Military rank and title: Retired U.S. Marine, U.S. Marine Corps
Why did you decide to go to law school and why did you choose WMU-Cooley: I knew I wanted to be an attorney since I was 16 years old. I remember taking a Mock Trial class in a high school English class and everything about it felt right. I loved what I was doing and it seemed to be my calling. My teacher thought so too. She told me that I would make a great lawyer – and I believed her. It was that moment that I decided that I was going to go to law school and be a lawyer. The only thing I didn’t know was when. After retiring from the U.S. Marine Corp, I felt I could follow that dream. I chose to attend WMU-Cooley as a second challenging career after retiring from the military because of its diversity and its flexibility for non-traditional students. WMU-Cooley made it possible for me to go to law school. And my family support made it a reality.

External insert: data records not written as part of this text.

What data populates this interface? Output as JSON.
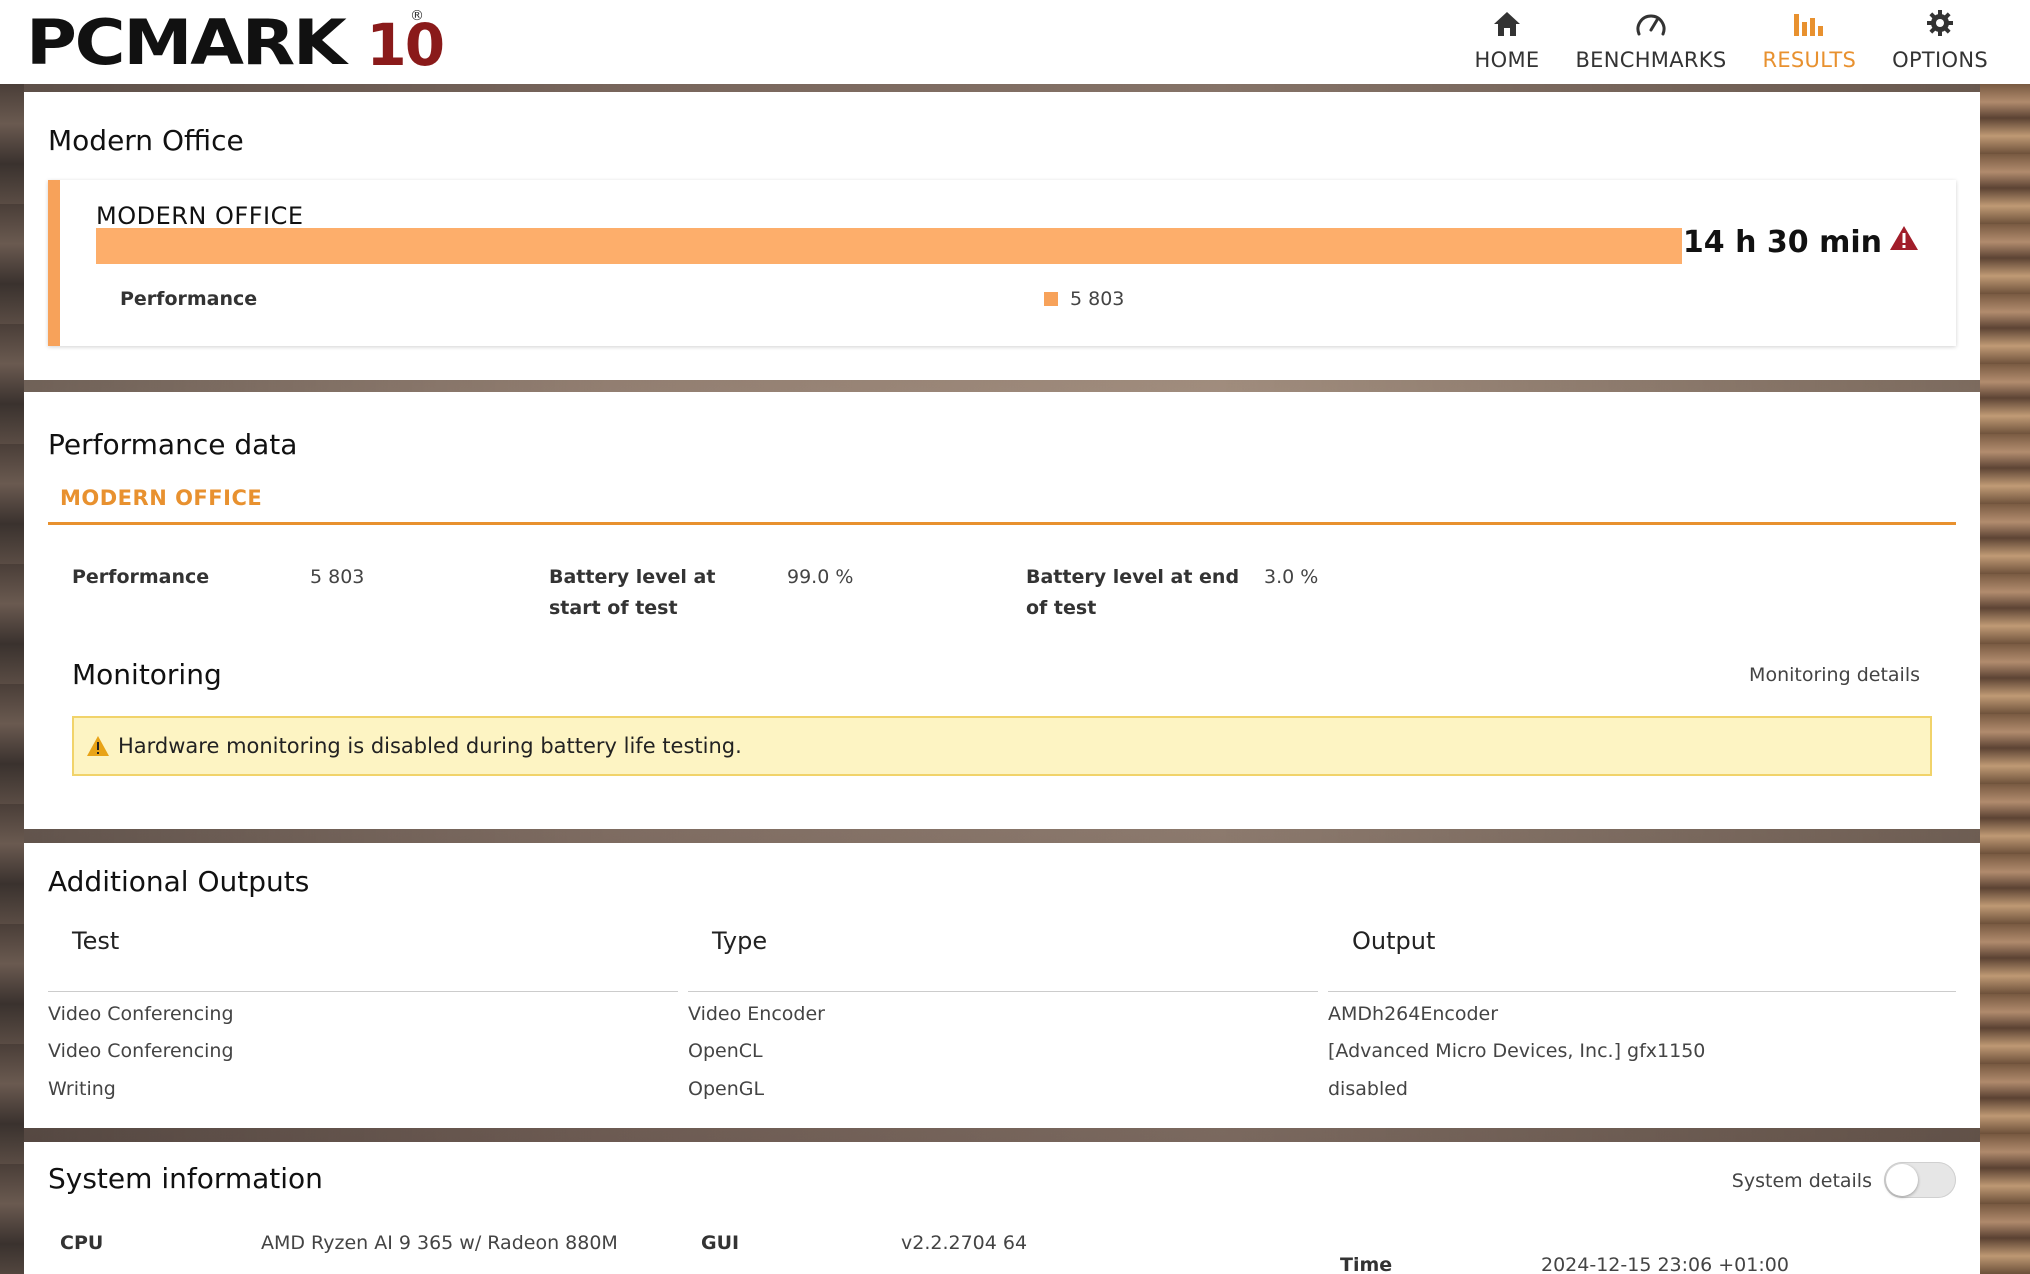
{
  "header": {
    "logo_main": "PCMARK",
    "logo_num": "10",
    "logo_reg": "®",
    "nav": [
      {
        "label": "HOME",
        "icon": "home-icon",
        "active": false
      },
      {
        "label": "BENCHMARKS",
        "icon": "gauge-icon",
        "active": false
      },
      {
        "label": "RESULTS",
        "icon": "bar-chart-icon",
        "active": true
      },
      {
        "label": "OPTIONS",
        "icon": "gear-icon",
        "active": false
      }
    ]
  },
  "modern_office": {
    "title": "Modern Office",
    "card_title": "MODERN OFFICE",
    "score": "14 h 30 min",
    "perf_label": "Performance",
    "perf_value": "5 803",
    "bar_fill": 1.0,
    "accent": "#f7a25a",
    "warning_color": "#a11d2a"
  },
  "performance_data": {
    "title": "Performance data",
    "tab": "MODERN OFFICE",
    "items": [
      {
        "key": "Performance",
        "value": "5 803"
      },
      {
        "key": "Battery level at start of test",
        "key_lines": [
          "Battery level at",
          "start of test"
        ],
        "value": "99.0 %"
      },
      {
        "key": "Battery level at end of test",
        "key_lines": [
          "Battery level at end",
          "of test"
        ],
        "value": "3.0 %"
      }
    ],
    "monitoring": {
      "title": "Monitoring",
      "details_link": "Monitoring details",
      "alert": "Hardware monitoring is disabled during battery life testing."
    }
  },
  "additional_outputs": {
    "title": "Additional Outputs",
    "columns": [
      "Test",
      "Type",
      "Output"
    ],
    "rows": [
      [
        "Video Conferencing",
        "Video Encoder",
        "AMDh264Encoder"
      ],
      [
        "Video Conferencing",
        "OpenCL",
        "[Advanced Micro Devices, Inc.] gfx1150"
      ],
      [
        "Writing",
        "OpenGL",
        "disabled"
      ]
    ]
  },
  "system_info": {
    "title": "System information",
    "details_label": "System details",
    "details_enabled": false,
    "cpu_label": "CPU",
    "cpu_value": "AMD Ryzen AI 9 365 w/ Radeon 880M",
    "gui_label": "GUI",
    "gui_value": "v2.2.2704 64",
    "time_label": "Time",
    "time_value": "2024-12-15 23:06 +01:00"
  }
}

Career description: I truly enjoyed my career with the U.S. Marine Corps. It was important work when my leadership and judgment accounted for several millions of dollars and numerous people. My responsibilities included Explosive Ordnance disposal, deconstruction, deployment, disarmament, and distribution of high explosive munitions. I was built to be a Marine, and honored to defend our borders and those other countries who needed our protection. It was gratifying to know that I was doing my part to keep people safe. When I think about kids, for instance, unknowingly walking into a field that might have old or unsafe bombs or explosives hiding, and in the blink of an eye a life is changed forever, I know what I am doing is valuable to society.

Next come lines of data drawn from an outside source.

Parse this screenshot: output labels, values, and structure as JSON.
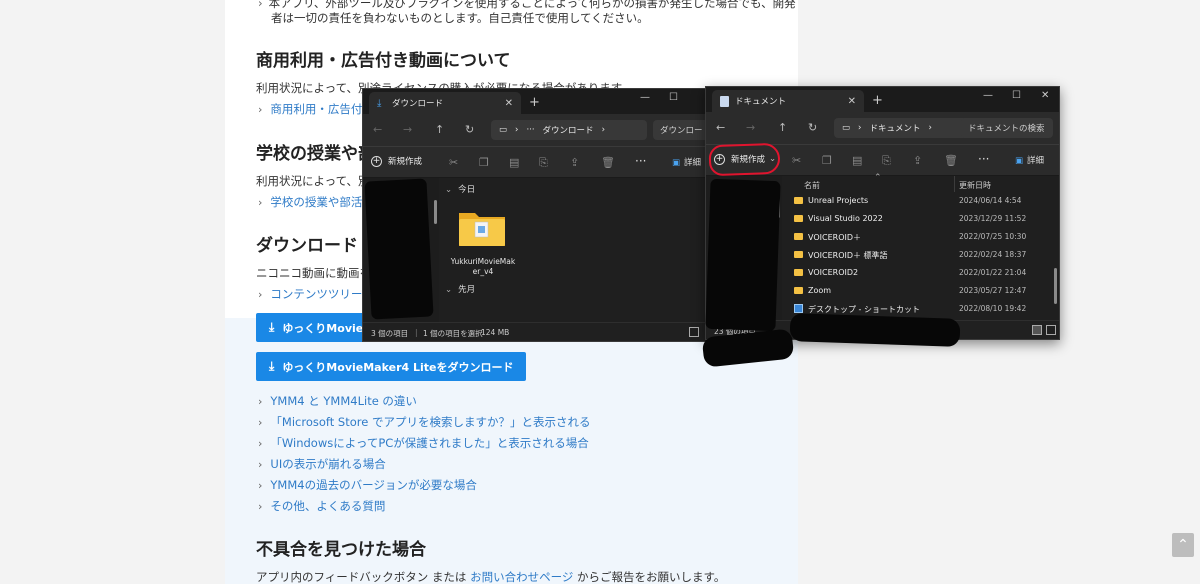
{
  "page": {
    "top_text_1": "本アプリ、外部ツール及びプラグインを使用することによって何らかの損害が発生した場合でも、開発",
    "top_text_2": "者は一切の責任を負わないものとします。自己責任で使用してください。",
    "section_commercial": {
      "heading": "商用利用・広告付き動画について",
      "text": "利用状況によって、別途ライセンスの購入が必要になる場合があります。",
      "link": "商用利用・広告付き"
    },
    "section_school": {
      "heading": "学校の授業や部",
      "text": "利用状況によって、別",
      "link": "学校の授業や部活動"
    },
    "section_download": {
      "heading": "ダウンロード",
      "text": "ニコニコ動画に動画を",
      "link": "コンテンツツリーの",
      "btn1": "ゆっくりMovieM",
      "btn2": "ゆっくりMovieMaker4 Liteをダウンロード"
    },
    "faq_links": [
      "YMM4 と YMM4Lite の違い",
      "「Microsoft Store でアプリを検索しますか？」と表示される",
      "「WindowsによってPCが保護されました」と表示される場合",
      "UIの表示が崩れる場合",
      "YMM4の過去のバージョンが必要な場合",
      "その他、よくある質問"
    ],
    "section_bug": {
      "heading": "不具合を見つけた場合",
      "text_before": "アプリ内のフィードバックボタン または ",
      "link": "お問い合わせページ",
      "text_after": " からご報告をお願いします。"
    }
  },
  "explorer_downloads": {
    "tab_title": "ダウンロード",
    "address": "ダウンロード",
    "search_placeholder": "ダウンロードの検",
    "new_button": "新規作成",
    "details_button": "詳細",
    "group_today": "今日",
    "group_month": "先月",
    "file_name": "YukkuriMovieMaker_v4",
    "status_items": "3 個の項目",
    "status_selected": "1 個の項目を選択",
    "status_size": "124 MB"
  },
  "explorer_documents": {
    "tab_title": "ドキュメント",
    "address": "ドキュメント",
    "search_placeholder": "ドキュメントの検索",
    "new_button": "新規作成",
    "details_button": "詳細",
    "col_name": "名前",
    "col_date": "更新日時",
    "rows": [
      {
        "name": "Unreal Projects",
        "date": "2024/06/14 4:54"
      },
      {
        "name": "Visual Studio 2022",
        "date": "2023/12/29 11:52"
      },
      {
        "name": "VOICEROID＋",
        "date": "2022/07/25 10:30"
      },
      {
        "name": "VOICEROID＋ 標準語",
        "date": "2022/02/24 18:37"
      },
      {
        "name": "VOICEROID2",
        "date": "2022/01/22 21:04"
      },
      {
        "name": "Zoom",
        "date": "2023/05/27 12:47"
      },
      {
        "name": "デスクトップ - ショートカット",
        "date": "2022/08/10 19:42"
      }
    ],
    "status_items": "23 個の項目"
  },
  "colors": {
    "link": "#2f7bc7",
    "button": "#1a88e6",
    "highlight_circle": "#e0142e",
    "folder": "#f4c144",
    "explorer_bg": "#202020"
  }
}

Career goals: My goals are clear for me. I want every person, no matter their lot in life, to have the legal representation they deserve and are owed in our democratic society. I think it’s critical that everyday people understand their rights under our Constitution and they have a say in how they are treated. It’s important to me to be able to ease people’s fears in a tangible way when they need help and guidance. All folks should have equal access to our legal system. There are two things I want to do, now that I am out of law school and an attorney. I want to provide very low-cost legal service to those in need. Translated, I plan to give pro bono services at 50 percent of my rate to under-served markets through grants I will acquire. The second focus I have is to support local efforts to end human trafficking. My belief is when you change the climate of human trafficking at the local level, you will make important changes beyond our borders and globally. It was during an elective called Slavery & Human Trafficking taught by WMU-Cooley Professor Stevie Swanson where my eyes were opened to the horrors of human trafficking. It became a very real passion of injustice for me. To think, I didn’t even realize that this existed. Now I look at people differently, even in the grocery store, and wonder, are these women and children victims of human trafficking – and many are. Victims are everywhere, including in our community.

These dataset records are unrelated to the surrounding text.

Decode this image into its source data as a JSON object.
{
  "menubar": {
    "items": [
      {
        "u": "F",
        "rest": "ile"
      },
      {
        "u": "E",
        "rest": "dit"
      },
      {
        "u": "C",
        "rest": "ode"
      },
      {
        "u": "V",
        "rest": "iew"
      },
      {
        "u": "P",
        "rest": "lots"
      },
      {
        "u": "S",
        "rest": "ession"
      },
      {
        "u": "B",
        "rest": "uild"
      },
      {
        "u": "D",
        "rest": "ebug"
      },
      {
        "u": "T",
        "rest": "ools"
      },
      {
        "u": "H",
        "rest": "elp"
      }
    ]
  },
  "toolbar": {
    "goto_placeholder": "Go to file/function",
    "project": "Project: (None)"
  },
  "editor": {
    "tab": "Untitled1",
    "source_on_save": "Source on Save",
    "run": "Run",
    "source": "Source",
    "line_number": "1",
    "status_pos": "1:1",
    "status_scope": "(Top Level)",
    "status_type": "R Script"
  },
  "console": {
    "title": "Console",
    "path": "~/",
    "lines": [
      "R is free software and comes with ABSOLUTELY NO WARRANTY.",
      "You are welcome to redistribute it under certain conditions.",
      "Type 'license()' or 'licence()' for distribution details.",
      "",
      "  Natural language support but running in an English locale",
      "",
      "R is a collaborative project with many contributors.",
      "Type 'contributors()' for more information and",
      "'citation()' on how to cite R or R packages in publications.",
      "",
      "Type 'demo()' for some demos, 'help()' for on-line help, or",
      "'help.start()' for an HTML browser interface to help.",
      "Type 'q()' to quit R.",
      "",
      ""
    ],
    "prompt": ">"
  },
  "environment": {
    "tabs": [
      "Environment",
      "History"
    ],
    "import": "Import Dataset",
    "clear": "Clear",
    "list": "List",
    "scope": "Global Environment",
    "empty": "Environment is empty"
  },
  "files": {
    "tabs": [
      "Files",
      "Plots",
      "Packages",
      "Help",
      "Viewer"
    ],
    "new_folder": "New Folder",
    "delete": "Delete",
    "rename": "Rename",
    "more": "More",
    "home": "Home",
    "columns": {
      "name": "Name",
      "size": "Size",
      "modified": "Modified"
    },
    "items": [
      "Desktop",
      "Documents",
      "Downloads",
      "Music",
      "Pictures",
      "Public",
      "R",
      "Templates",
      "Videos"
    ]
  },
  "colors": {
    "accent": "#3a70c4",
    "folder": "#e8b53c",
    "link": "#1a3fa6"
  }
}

Tell us a little about you: I enjoy doing work I feel is important to more than just me and my family. In fact, I get much enjoyment just talking to people; hearing their stories and listening to their problems, and working together to figure out solutions. Problem-solving is at the core of what we should try to do as good attorneys. But it’s not always about me trying to solve someone else’s problems. It’s these simple conversations that can change lives. People are all tied together as human beings. It is our ability to come together that makes us better people. My family has been an important part of my life and why I have been able to find success along the way. Chevelle (Hallback) has been an anchor for me and throughout law school. Our sons, Michael Mitchell (25), stepson Terrick Russell (24), Joshua Mitchell (23), Christian Mitchell (21), and Jordan Barnes (20), also a Marine, have been a great source of strength and pride.